Nobody Invites In A Storm

I couldn’t figure out where to begin, how to start to tell the stories that were swirling inside of me because more palpable than any thing was grief. When I closed my eyes and surrendered the dam to hold back the tears, I could hear my uncle’s voice. I could hear him telling me he loved me and he missed me and asking me to come see him.

I couldn’t see the words I was supposed to write but for the grief soaked tears that blurred the ink before it could dry. The sadness of loss colored everything a misty grey, and even though everything was there, none of it made any sense.

In the past year I have helped to plan three family funerals. First my younger cousin Bryant, second my Uncle Patrick and lastly, my cousin Anthony. Words had been my gift and so, to honor their lives I offered what I could in terms of solace and peace specifically with words. I wrote for them. I wrote to them. I said what I felt many of us wanted to say and I offered my gift to grief.

I haven’t written since last May. I hadn’t made the correlation until right now that perhaps, I could not face the words because they would remind me of our last encounter. Obituaries. Mourning. Loss.

I talk to my dad and my uncle most of all. They have assured me my cousins are at peace and everyone watches over our family. My uncle is, as he always was, my constant. I can’t really explain our relationship, he just got me and I got him. He had a way of talking to me and bringing be back to center, back to me.

Recently I was in the shower, sobbing. Deeply heartbroken over what I considered, at the time, to be a career setback. I was rejected from another job with confusing feedback about my greatness but not for this role. I had heard the same or similar feedback after third interviews, after second interviews, after interviews where I talked to the HM about the role beforehand, after interviews where I was asked to apply…it seemed no matter the circumstance, I simply was not meant to be employed.
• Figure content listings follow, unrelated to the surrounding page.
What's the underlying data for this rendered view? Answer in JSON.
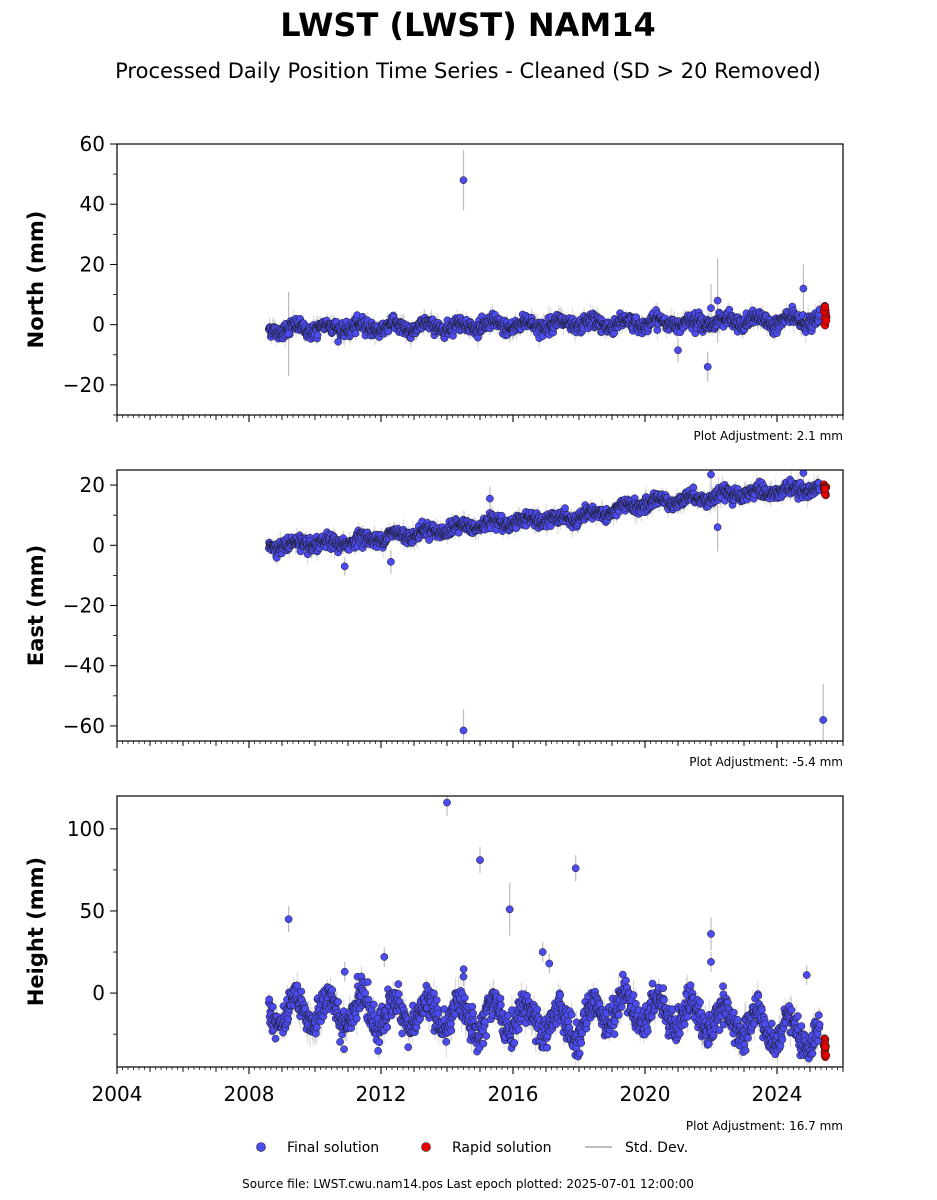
{
  "header": {
    "title": "LWST (LWST) NAM14",
    "subtitle": "Processed Daily Position Time Series - Cleaned (SD > 20 Removed)"
  },
  "legend": {
    "final": "Final solution",
    "rapid": "Rapid solution",
    "std": "Std. Dev."
  },
  "footer": {
    "source": "Source file: LWST.cwu.nam14.pos  Last epoch plotted: 2025-07-01 12:00:00"
  },
  "colors": {
    "final": "#4b4bef",
    "rapid": "#e60000",
    "std": "#bdbdbd"
  },
  "chart_data": [
    {
      "type": "scatter",
      "name": "north",
      "ylabel": "North (mm)",
      "xlim": [
        2004,
        2026
      ],
      "ylim": [
        -30,
        60
      ],
      "yticks": [
        -20,
        0,
        20,
        40,
        60
      ],
      "xticks": [
        2004,
        2008,
        2012,
        2016,
        2020,
        2024
      ],
      "show_xticklabels": false,
      "adjustment": "Plot Adjustment: 2.1 mm",
      "series_params": {
        "start": 2008.6,
        "end": 2025.3,
        "trend": [
          [
            2008.6,
            -1.5
          ],
          [
            2025.3,
            1.5
          ]
        ],
        "seasonal": 1.2,
        "noise": 1.2,
        "sd": 2.5
      },
      "outliers": [
        [
          2014.5,
          48,
          10
        ],
        [
          2021.9,
          -14,
          5
        ],
        [
          2022.0,
          5.5,
          8
        ],
        [
          2022.2,
          8,
          14
        ],
        [
          2021.0,
          -8.5,
          4
        ],
        [
          2024.8,
          12,
          8
        ],
        [
          2009.2,
          -3,
          14
        ]
      ],
      "rapid": {
        "start": 2025.42,
        "end": 2025.5,
        "center": 3,
        "spread": 3.5
      }
    },
    {
      "type": "scatter",
      "name": "east",
      "ylabel": "East (mm)",
      "xlim": [
        2004,
        2026
      ],
      "ylim": [
        -65,
        25
      ],
      "yticks": [
        -60,
        -40,
        -20,
        0,
        20
      ],
      "xticks": [
        2004,
        2008,
        2012,
        2016,
        2020,
        2024
      ],
      "show_xticklabels": false,
      "adjustment": "Plot Adjustment: -5.4 mm",
      "series_params": {
        "start": 2008.6,
        "end": 2025.3,
        "trend": [
          [
            2008.6,
            0
          ],
          [
            2010.5,
            0.5
          ],
          [
            2016,
            8
          ],
          [
            2018,
            9
          ],
          [
            2020,
            14
          ],
          [
            2024,
            18
          ],
          [
            2025.3,
            19
          ]
        ],
        "seasonal": 1.0,
        "noise": 1.1,
        "sd": 2.5
      },
      "outliers": [
        [
          2014.5,
          -61.5,
          7
        ],
        [
          2025.4,
          -58,
          12
        ],
        [
          2015.3,
          15.5,
          4
        ],
        [
          2022.2,
          6,
          8
        ],
        [
          2022.0,
          23.5,
          4
        ],
        [
          2012.3,
          -5.5,
          4
        ],
        [
          2010.9,
          -7,
          3
        ],
        [
          2024.8,
          24,
          6
        ]
      ],
      "rapid": {
        "start": 2025.42,
        "end": 2025.5,
        "center": 18.5,
        "spread": 2.5
      }
    },
    {
      "type": "scatter",
      "name": "height",
      "ylabel": "Height (mm)",
      "xlim": [
        2004,
        2026
      ],
      "ylim": [
        -45,
        120
      ],
      "yticks": [
        0,
        50,
        100
      ],
      "xticks": [
        2004,
        2008,
        2012,
        2016,
        2020,
        2024
      ],
      "show_xticklabels": true,
      "adjustment": "Plot Adjustment: 16.7 mm",
      "series_params": {
        "start": 2008.6,
        "end": 2025.3,
        "trend": [
          [
            2008.6,
            -10
          ],
          [
            2016,
            -15
          ],
          [
            2018,
            -20
          ],
          [
            2019,
            -8
          ],
          [
            2022,
            -15
          ],
          [
            2025.3,
            -28
          ]
        ],
        "seasonal": 9,
        "noise": 5,
        "sd": 7
      },
      "outliers": [
        [
          2014.0,
          116,
          8
        ],
        [
          2015.0,
          81,
          8
        ],
        [
          2015.9,
          51,
          16
        ],
        [
          2017.9,
          76,
          8
        ],
        [
          2009.2,
          45,
          8
        ],
        [
          2012.1,
          22,
          6
        ],
        [
          2016.9,
          25,
          6
        ],
        [
          2017.1,
          18,
          6
        ],
        [
          2022.0,
          36,
          10
        ],
        [
          2022.0,
          19,
          6
        ],
        [
          2024.9,
          11,
          6
        ],
        [
          2014.5,
          10,
          6
        ],
        [
          2010.9,
          13,
          6
        ]
      ],
      "rapid": {
        "start": 2025.42,
        "end": 2025.5,
        "center": -33,
        "spread": 6
      }
    }
  ]
}
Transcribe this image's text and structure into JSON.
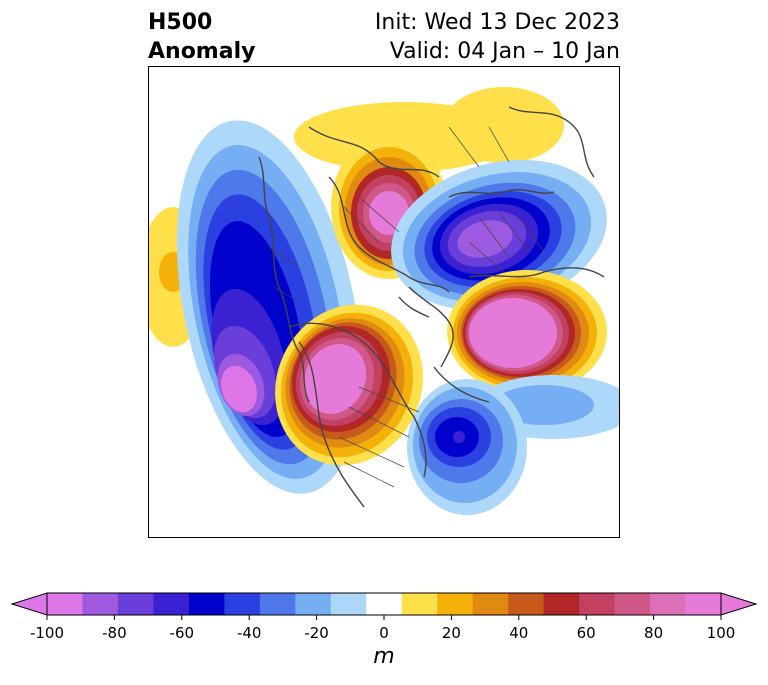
{
  "title": {
    "left_line1": "H500",
    "left_line2": "Anomaly",
    "right_line1": "Init: Wed 13 Dec 2023",
    "right_line2": "Valid: 04 Jan – 10 Jan"
  },
  "colorbar": {
    "units": "m",
    "min": -100,
    "max": 100,
    "step": 10,
    "extend": "both",
    "tick_labels": [
      "-100",
      "-80",
      "-60",
      "-40",
      "-20",
      "0",
      "20",
      "40",
      "60",
      "80",
      "100"
    ],
    "colors": [
      "#dd77e8",
      "#9d5ae0",
      "#6a3fd9",
      "#3a21d2",
      "#0101cc",
      "#2a40e0",
      "#4f78ea",
      "#75aef2",
      "#aed8fa",
      "#ffffff",
      "#ffe04a",
      "#f3b10a",
      "#e08a12",
      "#c75a1a",
      "#b12626",
      "#c24060",
      "#cf5888",
      "#db6fb8",
      "#e57ad8"
    ],
    "underflow_color": "#dd77e8",
    "overflow_color": "#e57ad8"
  },
  "map": {
    "projection": "north-polar-stereographic",
    "variable": "500 hPa geopotential height anomaly"
  }
}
At least, not yet and not by these people.

I heard my uncle say to me, “Nobody invites in a storm,” and I said “WHAT?!” I heard the smile in his voice. Could smell the burning of this ash from the tip of his cigarette. Nobody invites in a storm. Was I a storm? I scrubbed at my skin and ran my hands across the word “Divergent” tattooed across my left ribcage. I laughed, full of spite and anger. I was a god damn storm.
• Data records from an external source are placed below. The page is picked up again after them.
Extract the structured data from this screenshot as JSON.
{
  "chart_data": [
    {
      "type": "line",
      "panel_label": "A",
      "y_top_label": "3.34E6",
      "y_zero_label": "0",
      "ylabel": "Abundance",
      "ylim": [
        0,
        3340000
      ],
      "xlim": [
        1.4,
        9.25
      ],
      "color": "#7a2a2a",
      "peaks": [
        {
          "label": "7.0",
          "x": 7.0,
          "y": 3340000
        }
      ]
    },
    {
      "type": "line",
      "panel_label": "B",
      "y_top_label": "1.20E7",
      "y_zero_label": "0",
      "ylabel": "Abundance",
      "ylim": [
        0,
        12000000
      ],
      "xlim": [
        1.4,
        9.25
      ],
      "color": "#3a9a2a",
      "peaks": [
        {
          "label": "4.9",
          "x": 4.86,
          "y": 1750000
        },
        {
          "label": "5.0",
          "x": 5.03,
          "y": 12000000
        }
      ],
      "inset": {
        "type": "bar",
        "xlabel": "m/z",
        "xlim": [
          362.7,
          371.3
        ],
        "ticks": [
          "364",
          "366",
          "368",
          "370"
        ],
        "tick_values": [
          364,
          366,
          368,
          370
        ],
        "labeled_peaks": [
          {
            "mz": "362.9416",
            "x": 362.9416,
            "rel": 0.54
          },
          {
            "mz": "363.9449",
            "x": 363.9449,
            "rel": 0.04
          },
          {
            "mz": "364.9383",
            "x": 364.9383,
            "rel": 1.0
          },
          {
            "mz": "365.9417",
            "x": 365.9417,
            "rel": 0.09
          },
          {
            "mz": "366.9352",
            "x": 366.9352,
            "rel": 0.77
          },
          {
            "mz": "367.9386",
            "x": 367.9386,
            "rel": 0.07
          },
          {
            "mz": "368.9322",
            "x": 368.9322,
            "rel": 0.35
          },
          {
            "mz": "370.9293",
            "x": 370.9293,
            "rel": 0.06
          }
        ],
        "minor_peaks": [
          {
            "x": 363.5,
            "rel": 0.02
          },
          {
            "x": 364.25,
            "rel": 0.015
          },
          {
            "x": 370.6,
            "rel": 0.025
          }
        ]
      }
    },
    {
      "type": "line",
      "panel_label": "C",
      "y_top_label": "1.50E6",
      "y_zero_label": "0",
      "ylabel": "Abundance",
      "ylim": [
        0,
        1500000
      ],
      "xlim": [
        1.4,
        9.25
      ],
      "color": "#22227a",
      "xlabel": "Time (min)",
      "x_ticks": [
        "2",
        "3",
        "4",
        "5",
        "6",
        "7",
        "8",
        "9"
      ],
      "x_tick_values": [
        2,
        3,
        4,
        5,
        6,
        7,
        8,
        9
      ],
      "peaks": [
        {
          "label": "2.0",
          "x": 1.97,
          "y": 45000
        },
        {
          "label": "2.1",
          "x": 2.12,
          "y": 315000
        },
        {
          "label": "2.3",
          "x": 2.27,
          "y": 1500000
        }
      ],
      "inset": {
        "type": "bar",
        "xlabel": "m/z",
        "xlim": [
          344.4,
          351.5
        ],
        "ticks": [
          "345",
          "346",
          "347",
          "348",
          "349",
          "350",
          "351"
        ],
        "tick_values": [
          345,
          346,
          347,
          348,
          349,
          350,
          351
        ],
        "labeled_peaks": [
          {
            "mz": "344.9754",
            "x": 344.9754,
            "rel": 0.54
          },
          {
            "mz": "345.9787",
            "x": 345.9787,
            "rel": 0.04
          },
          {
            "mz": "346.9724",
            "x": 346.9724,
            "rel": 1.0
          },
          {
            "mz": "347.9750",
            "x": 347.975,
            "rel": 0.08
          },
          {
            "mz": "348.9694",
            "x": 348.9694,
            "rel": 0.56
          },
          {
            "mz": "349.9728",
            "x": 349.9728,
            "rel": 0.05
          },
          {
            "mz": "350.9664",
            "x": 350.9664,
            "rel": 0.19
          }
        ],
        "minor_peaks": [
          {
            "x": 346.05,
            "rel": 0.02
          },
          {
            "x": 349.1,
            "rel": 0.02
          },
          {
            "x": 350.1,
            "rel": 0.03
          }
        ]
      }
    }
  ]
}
I read an interview of Quinta Brunson and the interviewer was asking her about why she sought fame and to be in the entertainment world. She said it was because she’d gone through a break up and she wanted that mfka to see her everywhere he looked. She wanted to be inescapable. She was a storm.

I think about that story often and I relate to it. I take it to heart when people miss the boat on me. I see what is special in me, so clearly, so when people “pass'“ on me, it rarely makes me question myself it more infuriates me because I KNOW what I have to offer and why have all these gifts if I can’t give?

That is when I remember my greatest gift…this one. The one I had been avoiding. The one that was too difficult to reconcile. The one I have cried through embracing. Writing my truth and sharing my story has left me puffy and dehydrated but full all at the same time. What is a storm if not a mix of paradox? a swirl of warm and cool, the intersection of push and pull, the crux of possibility and chaos…A storm forces action and it forces truth. A storm wipes away pretense and revels the bones—the foundation be revealed.

Is it enough? I feel the nerves set in. The doubt. Should I forget it? How do I end it? The nerves creep in and threaten to redefine me. The wind is a storm in the right circumstance. So is a wave. but these things can also be found in places of peace. I may be a storm, but I can also be a rainbow I can also be the blow of the breeze across a cheek or a storm hiding in a falling tear.

I welcome the storms within myself. However they may come. I want to remember that I can always find a way through them with words. And because with my eyes open, I now had context. My dad? My Uncle? My Cousins? Those were losses. These jobs were redirections. If it took missing out on every job I applied to, to get back to myself then it was well-worth the journey. Because this is the person I am fighting for; this is the person for whom I would weather every storm. With every decision to love myself gracefully, softly, compassionately, and without condition I fall further into alignment with the woman of my dreams.